Pharmacists have told her that they increasingly see their role as helping “monitor the drug supply.” Meanwhile, law enforcement officers report seeking tips from pharmacists on people who might be “doctor shopping” for multiple prescriptions.

Chiarello considers the fourth process the most harmful. Channeling, as she describes it, is the process by which a patient is pushed from the health care system to the criminal justice system. Direct channeling involves intervention by law enforcement in response to a call from a health care provider. More common—and more concerning, Chiarello says—is indirect channeling, when providers and pharmacists refuse to prescribe or dispense regulated prescription drugs.

“Channeling exposes patients to dangerous, unregulated, illicit markets that carry a far higher likelihood of injury and overdose,” she said. “And providers who refuse care or pharmacists who refuse to fill a script because of what they read in the PDMP are pushing people toward these risky markets while sacrificing an opportunity to help a sick patient.”

The changing professional landscape is not without bright spots, Chiarello says, pointing to lifesaving work done by police and firefighters carrying the overdose drug Naloxone, or Narcan, and efforts in jails and prisons across the country to administer medications for addiction treatment. “I think those are good programs, and I think that they are important,” she said. “But they are not enough.”

Rather than the last resort of criminal justice solutions, Chiarello says, more people with substance abuse disorders should get the help they need from the health care system, and from professionals among the best equipped to help someone struggling with pain or addiction: pharmacists.
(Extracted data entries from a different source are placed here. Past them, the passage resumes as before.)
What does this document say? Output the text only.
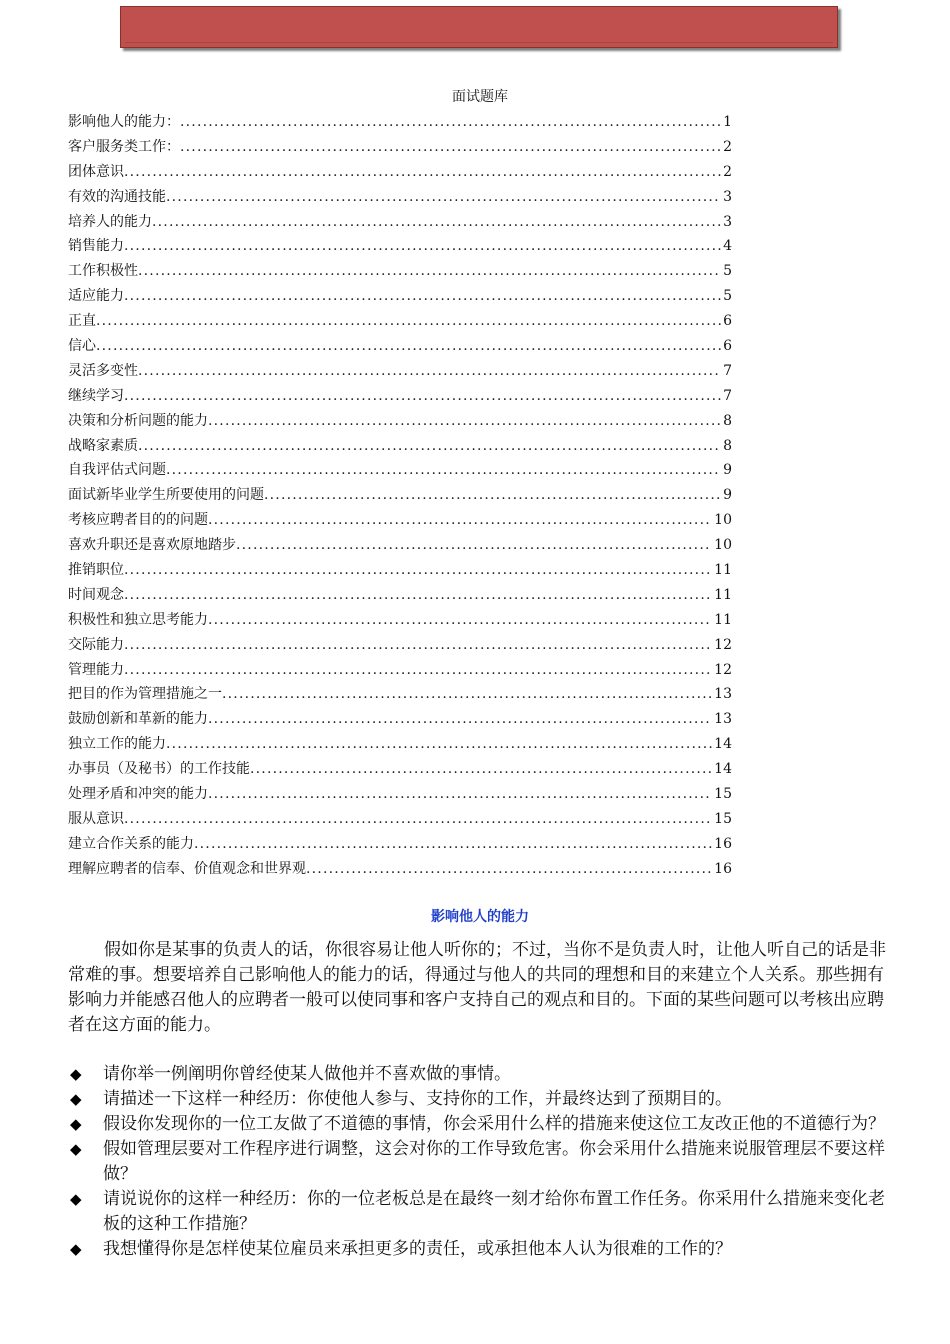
面试题库
影响他人的能力： .....	1
客户服务类工作： .....	2
团体意识 .....	2
有效的沟通技能 .....	3
培养人的能力 .....	3
销售能力 .....	4
工作积极性 .....	5
适应能力 .....	5
正直 .....	6
信心 .....	6
灵活多变性 .....	7
继续学习 .....	7
决策和分析问题的能力 .....	8
战略家素质 .....	8
自我评估式问题 .....	9
面试新毕业学生所要使用的问题 .....	9
考核应聘者目的的问题 .....	10
喜欢升职还是喜欢原地踏步 .....	10
推销职位 .....	11
时间观念 .....	11
积极性和独立思考能力 .....	11
交际能力 .....	12
管理能力 .....	12
把目的作为管理措施之一 .....	13
鼓励创新和革新的能力 .....	13
独立工作的能力 .....	14
办事员（及秘书）的工作技能 .....	14
处理矛盾和冲突的能力 .....	15
服从意识 .....	15
建立合作关系的能力 .....	16
理解应聘者的信奉、价值观念和世界观 .....	16
影响他人的能力

假如你是某事的负责人的话，你很容易让他人听你的；不过，当你不是负责人时，让他人听自己的话是非常难的事。想要培养自己影响他人的能力的话，得通过与他人的共同的理想和目的来建立个人关系。那些拥有影响力并能感召他人的应聘者一般可以使同事和客户支持自己的观点和目的。下面的某些问题可以考核出应聘者在这方面的能力。

◆ 请你举一例阐明你曾经使某人做他并不喜欢做的事情。
◆ 请描述一下这样一种经历：你使他人参与、支持你的工作，并最终达到了预期目的。
◆ 假设你发现你的一位工友做了不道德的事情，你会采用什么样的措施来使这位工友改正他的不道德行为？
◆ 假如管理层要对工作程序进行调整，这会对你的工作导致危害。你会采用什么措施来说服管理层不要这样做？
◆ 请说说你的这样一种经历：你的一位老板总是在最终一刻才给你布置工作任务。你采用什么措施来变化老板的这种工作措施？
◆ 我想懂得你是怎样使某位雇员来承担更多的责任，或承担他本人认为很难的工作的？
“Instead of asking police officers to do things they are not trained for or equipped to do, we should ensure that every pharmacist is available to give patients a warm handoff to treatment,” she said. “Pharmacists are the most available and yet the most underutilized health care providers. Can you name another provider you can just walk up to and talk to within five minutes who has six years of training, significant clinical experience, and who is often there 24 hours a day? There is no other provider like that.”

Chiarello thinks policymakers need to expand Medicare and Medicaid and fortify treatment for mental health and substance abuse issues. A “single-payer system could go a really long way toward building that infrastructure,” she said. She sees PDMPs as a useful tool when applied and monitored in the right way, but she worries about patient privacy and the role of private companies in handling the data. She also warns that linking PDMPs to a person’s criminal history can promote discrimination.

“When we allow a private corporation to do the analytics for the PDMP and let them decide what counts as dangerous, we are allowing this outside corporate entity to shape health care providers’ decision making,” she said. “And as we link it to markers like arrest records, which are racialized and classed, we run the risk of further exacerbating race and class inequality in the health care system.

“Today, we are giving our health care providers enforcement tools while giving our enforcement agents health care tools. This blurs boundaries between care and punishment without effectively addressing the problem. We could be doing so much more.”